Harry hob den Fluch auf. Malfoy würde ihm antworten, auch ohne Fluch. Er sah, wie die grauen Augen wieder klarer wurden, wie Malfoy erst verwirrt und dann wütend auf Harry hinab starrte.
„Geht’s noch, Potter? Ich bin doch kein Gefangener, den man zum Verhör schickt! Hast du sie noch alle? Ich dachte, ich kann dir vertrauen!“, fauchte Malfoy erbost und machte einen drohenden Schritt auf Harry zu, doch dieser ließ sich nicht von ihm beeindrucken, wenngleich Malfoy mehrere Zentimeter größer war als er.

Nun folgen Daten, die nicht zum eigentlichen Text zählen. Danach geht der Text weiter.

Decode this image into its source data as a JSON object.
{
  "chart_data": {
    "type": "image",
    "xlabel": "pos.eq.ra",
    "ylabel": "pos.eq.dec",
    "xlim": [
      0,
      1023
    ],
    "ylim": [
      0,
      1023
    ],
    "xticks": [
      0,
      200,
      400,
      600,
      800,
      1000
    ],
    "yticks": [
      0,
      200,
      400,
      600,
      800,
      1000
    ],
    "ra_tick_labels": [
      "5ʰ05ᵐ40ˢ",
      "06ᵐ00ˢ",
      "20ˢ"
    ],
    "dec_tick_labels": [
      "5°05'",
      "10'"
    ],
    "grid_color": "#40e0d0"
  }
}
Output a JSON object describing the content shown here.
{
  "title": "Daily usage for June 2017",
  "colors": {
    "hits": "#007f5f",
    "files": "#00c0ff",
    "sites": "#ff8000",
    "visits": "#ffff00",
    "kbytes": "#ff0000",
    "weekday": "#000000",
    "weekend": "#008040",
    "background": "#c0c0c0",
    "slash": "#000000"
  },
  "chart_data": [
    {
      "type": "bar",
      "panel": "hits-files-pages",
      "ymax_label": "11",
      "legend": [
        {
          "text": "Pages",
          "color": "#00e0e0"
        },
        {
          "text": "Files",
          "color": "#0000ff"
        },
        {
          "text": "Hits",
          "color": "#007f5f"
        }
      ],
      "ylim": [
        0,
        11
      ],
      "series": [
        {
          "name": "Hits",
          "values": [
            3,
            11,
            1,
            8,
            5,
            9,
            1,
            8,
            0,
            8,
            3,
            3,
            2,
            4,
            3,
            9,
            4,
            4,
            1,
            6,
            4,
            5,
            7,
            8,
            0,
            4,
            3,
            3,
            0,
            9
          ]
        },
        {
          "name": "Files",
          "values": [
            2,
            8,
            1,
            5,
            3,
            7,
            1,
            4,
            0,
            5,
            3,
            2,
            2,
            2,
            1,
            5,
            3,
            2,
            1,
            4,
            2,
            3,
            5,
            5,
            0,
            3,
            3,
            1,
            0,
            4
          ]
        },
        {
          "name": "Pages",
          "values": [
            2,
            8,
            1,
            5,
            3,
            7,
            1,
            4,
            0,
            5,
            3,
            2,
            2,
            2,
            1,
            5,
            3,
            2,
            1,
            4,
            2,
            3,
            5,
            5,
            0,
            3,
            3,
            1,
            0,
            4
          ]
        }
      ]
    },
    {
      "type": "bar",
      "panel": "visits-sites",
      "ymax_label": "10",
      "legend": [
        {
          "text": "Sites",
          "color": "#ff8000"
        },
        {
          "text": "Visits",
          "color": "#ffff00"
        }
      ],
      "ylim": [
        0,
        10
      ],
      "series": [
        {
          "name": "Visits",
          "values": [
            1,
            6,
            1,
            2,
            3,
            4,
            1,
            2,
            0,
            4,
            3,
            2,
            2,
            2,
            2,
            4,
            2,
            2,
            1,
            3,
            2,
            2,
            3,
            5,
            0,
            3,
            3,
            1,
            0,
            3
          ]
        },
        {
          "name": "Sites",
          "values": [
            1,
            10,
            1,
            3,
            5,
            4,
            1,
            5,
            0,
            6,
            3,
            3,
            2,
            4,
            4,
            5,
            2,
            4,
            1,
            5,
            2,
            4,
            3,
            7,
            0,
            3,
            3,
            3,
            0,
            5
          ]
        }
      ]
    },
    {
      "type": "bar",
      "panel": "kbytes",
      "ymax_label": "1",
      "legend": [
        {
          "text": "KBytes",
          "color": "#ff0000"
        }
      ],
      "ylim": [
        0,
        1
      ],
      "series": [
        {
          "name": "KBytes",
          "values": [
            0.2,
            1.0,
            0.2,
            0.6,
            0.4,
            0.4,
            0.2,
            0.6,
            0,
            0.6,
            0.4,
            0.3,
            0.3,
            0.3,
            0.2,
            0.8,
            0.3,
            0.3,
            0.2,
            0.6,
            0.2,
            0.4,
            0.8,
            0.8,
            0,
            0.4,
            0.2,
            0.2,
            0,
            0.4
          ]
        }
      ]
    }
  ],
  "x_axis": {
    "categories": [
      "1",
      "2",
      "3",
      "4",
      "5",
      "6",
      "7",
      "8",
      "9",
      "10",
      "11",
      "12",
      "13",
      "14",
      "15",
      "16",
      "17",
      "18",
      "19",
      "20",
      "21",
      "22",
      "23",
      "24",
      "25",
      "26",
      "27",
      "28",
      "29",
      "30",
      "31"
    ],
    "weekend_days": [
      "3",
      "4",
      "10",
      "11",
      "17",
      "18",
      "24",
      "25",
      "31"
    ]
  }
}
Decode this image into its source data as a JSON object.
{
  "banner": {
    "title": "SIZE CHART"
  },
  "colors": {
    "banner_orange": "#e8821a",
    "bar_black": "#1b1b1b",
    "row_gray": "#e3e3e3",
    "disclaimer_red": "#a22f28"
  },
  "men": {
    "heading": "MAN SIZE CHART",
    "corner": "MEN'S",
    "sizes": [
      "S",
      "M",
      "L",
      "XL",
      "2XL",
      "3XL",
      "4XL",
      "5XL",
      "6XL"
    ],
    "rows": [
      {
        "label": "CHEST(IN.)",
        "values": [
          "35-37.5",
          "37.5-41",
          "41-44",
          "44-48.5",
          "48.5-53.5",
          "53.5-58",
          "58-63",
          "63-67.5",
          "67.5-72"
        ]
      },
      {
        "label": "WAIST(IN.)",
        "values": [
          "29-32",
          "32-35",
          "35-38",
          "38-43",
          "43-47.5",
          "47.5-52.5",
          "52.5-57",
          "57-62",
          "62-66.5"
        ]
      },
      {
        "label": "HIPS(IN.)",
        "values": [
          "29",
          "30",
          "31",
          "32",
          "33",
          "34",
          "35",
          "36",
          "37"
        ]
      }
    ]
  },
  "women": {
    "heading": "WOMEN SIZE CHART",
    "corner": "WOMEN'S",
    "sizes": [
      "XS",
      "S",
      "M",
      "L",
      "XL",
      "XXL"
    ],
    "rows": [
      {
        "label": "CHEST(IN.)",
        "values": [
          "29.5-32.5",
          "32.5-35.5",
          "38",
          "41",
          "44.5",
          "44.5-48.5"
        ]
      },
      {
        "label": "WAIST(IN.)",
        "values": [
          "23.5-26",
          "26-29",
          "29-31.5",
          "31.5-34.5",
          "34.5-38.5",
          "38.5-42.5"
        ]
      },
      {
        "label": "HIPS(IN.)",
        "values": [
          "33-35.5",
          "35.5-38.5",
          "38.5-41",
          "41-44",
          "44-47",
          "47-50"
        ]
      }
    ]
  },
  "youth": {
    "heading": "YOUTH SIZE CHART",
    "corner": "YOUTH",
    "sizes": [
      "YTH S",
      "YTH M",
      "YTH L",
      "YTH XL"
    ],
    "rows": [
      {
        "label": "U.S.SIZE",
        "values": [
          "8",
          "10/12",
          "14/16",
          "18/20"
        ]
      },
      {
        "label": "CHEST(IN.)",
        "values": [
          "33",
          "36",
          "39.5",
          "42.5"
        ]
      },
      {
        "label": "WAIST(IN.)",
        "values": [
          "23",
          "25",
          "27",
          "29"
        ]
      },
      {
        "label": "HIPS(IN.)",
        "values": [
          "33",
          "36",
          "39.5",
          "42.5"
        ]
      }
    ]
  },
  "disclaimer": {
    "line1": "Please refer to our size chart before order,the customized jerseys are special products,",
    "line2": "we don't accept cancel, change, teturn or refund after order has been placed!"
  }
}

„Ach? Wir reden nun also von Vertrauen, Malfoy? Nun, ich dachte ebenso, dass ich dir vertrauen kann und dass du mir alles erzählt hast“, antwortete Harry lässig und ließ sich in einen der weinroten Ohrensessel sinken.
Malfoy sah ihn erst fassungslos an, doch dann seufzte er geschlagen und ließ sich in den Sessel gegenüber von Harry sinken. „Fein…“, sagte er resignierend und sah Harry direkt in die Augen. „Ich glaube, wir müssen noch ein paar neue Regeln aufstellen. Sonst bringen wir uns noch gegenseitig um.“
Harry war erstaunt ob der Vernunft Malfoys. Mit dem Alter kam offenbar wirklich die Reife. Er nickte zustimmend und rief dann Knox zu sich. Der junge Hauself, voller Tatendrang breit grinsend, sah ihn so begeistert an als sei Harry das faszinierendste Tier in einem Zoo.
„Was kann Knox für Master Harry Potter tun, Sir?“, quiekte der Elf aufgeregt.
Harry lächelte freundlich. „Geh bitte einkaufen und sag Kreacher, dass ich heute gerne Hackbraten hätte. Bei den Beilagen kann er sich gerne austoben. Und wir essen zu zweit“, fügte er mit einem Blick auf Malfoy hinzu. Der Elf nickte eifrig und verschwand.
„Aufgedrehtes kleines Kerlchen“, meinte Malfoy und schlug lässig ein Bein über. „Wie kommst du übrigens darauf, dass ich mit dir zu Abend esse? Weil wir uns so gut verstehen?“
Harry zuckte die Schultern. „Ich hab das jetzt so beschlossen. Wenn es dir nicht passt, musst du dir leider einen anderen suchen, der für dich das Gesetz bricht.“
Malfoy schwieg und sah ihn mit einem so eisigen Blick an, der sicherlich selbst dem Blutigen Baron alle Ehre machte.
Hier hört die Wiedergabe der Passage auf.